By the way, we had a little audio technical malfunction here the last couple of days. The speakers here in the studio did not mute when the mic went on, so your yelling and screaming at me was heard by the audience. A little off mic, put they still heard it. It was G-rated, but I got a number of e-mails, "Somebody is actually talking to you. I thought you were just doing that for artistic, creative reasons." (interruption) What do you want now? What's the question? Hm-hm. Hm-hm. The question Mr. Snerdley is asking, cannot Republicans in the House and Senate during a McCain presidency, can't they go be mavericks and disagree with the president and oppose what he wants to do? How many have done it via President Bush? McCain's been the only maverick. In the House they gotta run every two years, and if you start criticizing and attacking your president, then the RNC is going to call you up and say, "You want some help with your reelection campaign? You want some campaign contributions from outside your district?" You know, the party loyalty thing is very, very difficult. This is why I contend to you, this is why the Republicans in the House took the heat for not being conservative enough, it was McCain who was the one that was not conservative. He got away with it. He didn't pay a price for his maverickism.

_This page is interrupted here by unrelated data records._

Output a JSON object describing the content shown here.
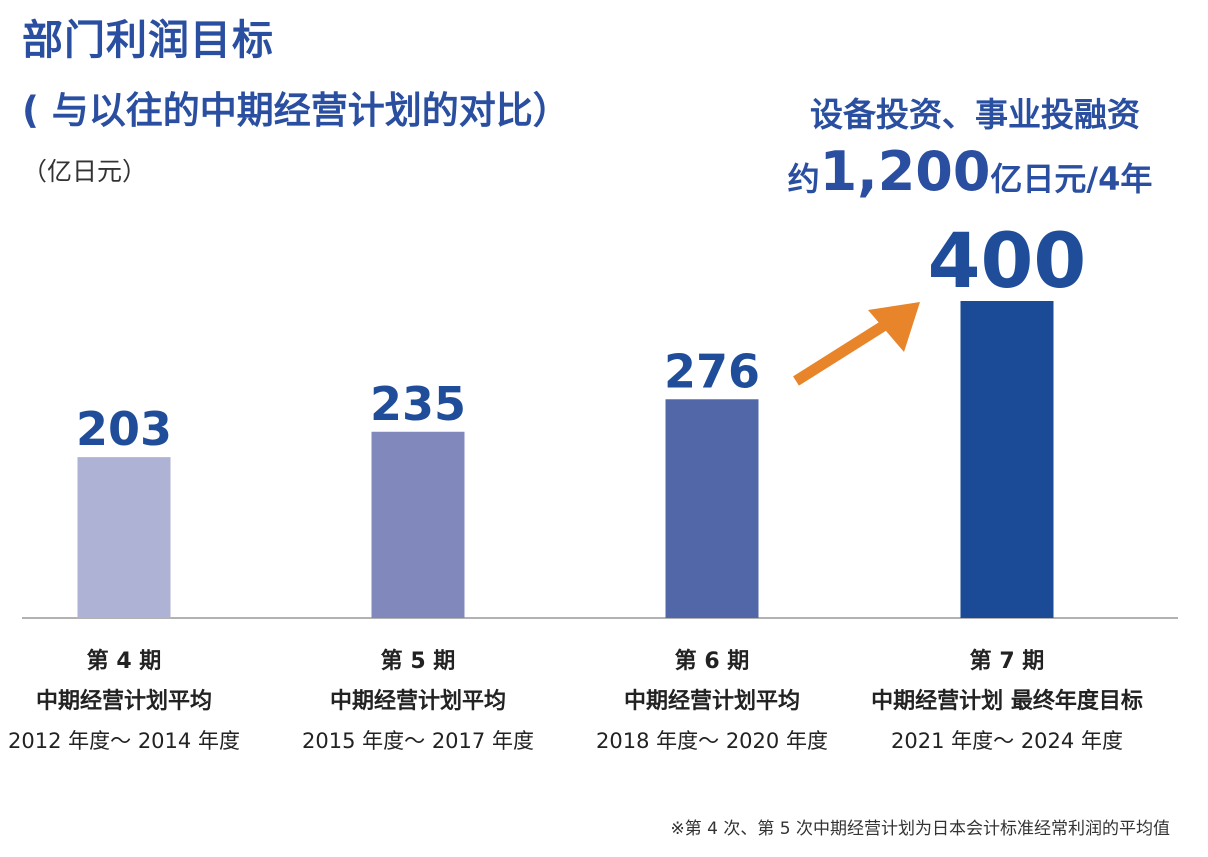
{
  "header": {
    "title": "部门利润目标",
    "subtitle": "( 与以往的中期经营计划的对比）",
    "unit": "（亿日元）"
  },
  "investment": {
    "line1": "设备投资、事业投融资",
    "prefix": "约",
    "amount": "1,200",
    "suffix": "亿日元/4年"
  },
  "chart_data": {
    "type": "bar",
    "categories": [
      "第 4 期",
      "第 5 期",
      "第 6 期",
      "第 7 期"
    ],
    "category_sublabels": [
      [
        "中期经营计划平均",
        "2012 年度～ 2014 年度"
      ],
      [
        "中期经营计划平均",
        "2015 年度～ 2017 年度"
      ],
      [
        "中期经营计划平均",
        "2018 年度～ 2020 年度"
      ],
      [
        "中期经营计划 最终年度目标",
        "2021 年度～ 2024 年度"
      ]
    ],
    "values": [
      203,
      235,
      276,
      400
    ],
    "bar_colors": [
      "#aeb2d4",
      "#8189bc",
      "#5267a8",
      "#1b4a96"
    ],
    "value_label_color": "#1f4d9a",
    "arrow_color": "#e8852a",
    "ylim": [
      0,
      400
    ],
    "grid": false
  },
  "footnote": "※第 4 次、第 5 次中期经营计划为日本会计标准经常利润的平均值"
}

The Republicans in the House had to go along with the White House, just the way things are, they take the heat for not being conservative enough. "They didn't do what they said they were going to do when we elected them. They didn't govern as conservatives." Well, they had a Republican president not as conservative as they were and they had to fall in line with party loyalty. Besides, what do you think President McCain would do with a series or a number of maverick Republicans in the Congress? Try to crush 'em like bugs. He'd make even more deals with the Democrats just to embarrass them and make 'em look like even more marginalized losers and so forth. Folks, it's done. I'm not saying vote against McCain, none of that. I'm not saying vote Hillary. Don't misconstrue what I'm saying. I'm just telling you, if, if, if McCain happens to beat Hillary, becomes president, I just want you to know what I said today, because you have to keep in mind you're going to feel frosted and mad about a year from now, maybe 14 months from now.